After promotion to colonel in 1929, Mannella was given command of the 1st Anti-Aircraft Artillery Center, and after promotion to brigadier general on 11 March 1935 he commanded the artillery of the 2nd Special Army Corps in East Africa, participating in the Second Italo-Ethiopian War, and entering Addis Ababa on 5 May 1936. From the following 24 May, he returned to Rome, where he remained at the disposal of the Ministry of Italian Africa. From 5 August 1937, he was entrusted the Artillery Branch Inspectorate in Rome and was promoted to Major General. On 30 June 1938 he was appointed commander of the 19th Infantry Division Gavinana in Florence, which in 1939 was renamed 19th Infantry Division Venezia.

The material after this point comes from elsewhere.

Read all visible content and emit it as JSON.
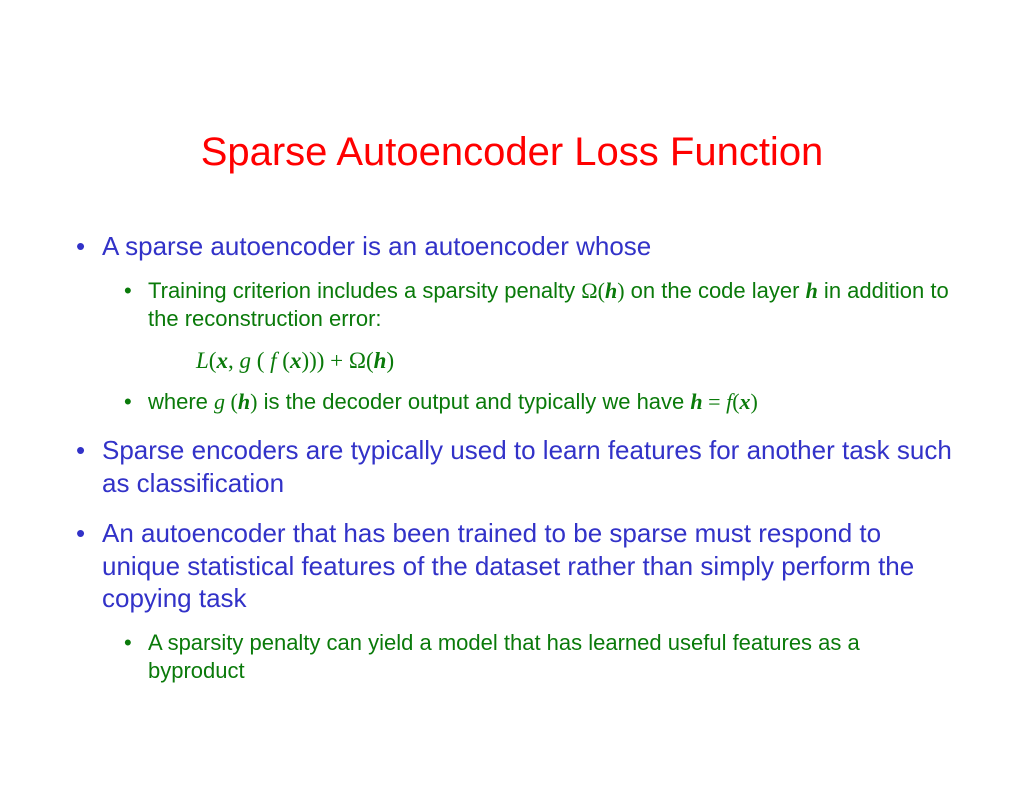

At the end of April 1939, Pitassi left for Albania at the head of his Division, remaining there until 9 June 1940. On the following day, which marked Italy's entry into World War II, he was transferred to Libya, where he was given command of the XXII Army Corps, part of the Tenth Army and composed of the 4th Blackshirt Division 3 Gennaio and of the 64th Infantry Division Catanzaro. On 29 June 1940 Mannella was tasked with the investigation into the death of Italo Balbo, governor of Libya, shot down over Tobruk on the evening of the previous day in a friendly fire incident. By the autumn of 1940, the XXII Army Corps had been reduced to only one division, the 61st Infantry Division Sirte, the other divisions having been transferred to other formations.

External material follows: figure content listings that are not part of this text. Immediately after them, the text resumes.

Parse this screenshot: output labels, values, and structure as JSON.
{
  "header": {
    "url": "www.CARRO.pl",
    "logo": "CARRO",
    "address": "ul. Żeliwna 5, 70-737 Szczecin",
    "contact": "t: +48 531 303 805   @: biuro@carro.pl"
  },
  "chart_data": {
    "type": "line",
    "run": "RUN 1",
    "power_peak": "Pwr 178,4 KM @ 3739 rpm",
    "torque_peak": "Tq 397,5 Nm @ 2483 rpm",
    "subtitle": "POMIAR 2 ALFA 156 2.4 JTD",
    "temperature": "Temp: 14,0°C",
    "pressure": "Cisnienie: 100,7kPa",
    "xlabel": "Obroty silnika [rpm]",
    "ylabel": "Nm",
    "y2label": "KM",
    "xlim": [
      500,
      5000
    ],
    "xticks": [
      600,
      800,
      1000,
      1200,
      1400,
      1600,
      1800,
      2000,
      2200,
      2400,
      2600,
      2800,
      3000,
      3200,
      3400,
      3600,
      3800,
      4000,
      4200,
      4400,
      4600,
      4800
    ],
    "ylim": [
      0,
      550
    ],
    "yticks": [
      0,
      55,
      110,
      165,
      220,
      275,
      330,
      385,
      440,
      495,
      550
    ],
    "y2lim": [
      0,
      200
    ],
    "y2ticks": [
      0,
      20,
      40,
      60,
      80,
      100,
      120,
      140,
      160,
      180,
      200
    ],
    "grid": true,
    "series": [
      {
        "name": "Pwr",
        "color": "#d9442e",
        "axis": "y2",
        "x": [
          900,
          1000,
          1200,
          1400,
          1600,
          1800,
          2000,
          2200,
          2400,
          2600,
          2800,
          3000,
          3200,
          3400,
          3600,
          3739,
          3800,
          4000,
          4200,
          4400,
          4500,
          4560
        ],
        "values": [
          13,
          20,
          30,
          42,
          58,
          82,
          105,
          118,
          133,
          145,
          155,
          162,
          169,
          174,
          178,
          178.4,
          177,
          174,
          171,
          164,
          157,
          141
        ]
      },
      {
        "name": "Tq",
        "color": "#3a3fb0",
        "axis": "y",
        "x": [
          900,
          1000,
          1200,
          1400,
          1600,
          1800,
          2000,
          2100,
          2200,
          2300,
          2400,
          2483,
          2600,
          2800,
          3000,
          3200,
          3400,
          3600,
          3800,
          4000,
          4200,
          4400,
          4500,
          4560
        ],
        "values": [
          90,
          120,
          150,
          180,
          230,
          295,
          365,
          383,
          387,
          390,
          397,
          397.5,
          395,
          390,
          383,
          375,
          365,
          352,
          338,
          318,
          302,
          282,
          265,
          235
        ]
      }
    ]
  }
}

During the British offensive known as Operation Compass Mannella was given command of the defence of Tobruk; on 22 January 1941 he was captured in the British assault on the town, along with three other generals (Umberto Barberis, Vincenzo della Mura and Adolfo de Leone), Rear Admiral Massimiliano Vietina and over 20,000 of his men. He was sent to a prisoner-of-war camp in Yol, British India and remained in British captivity until after the war, being finally released in 1946. After returning to Italy, he was briefly president of the military court of Rome, and died in Rome in 1948.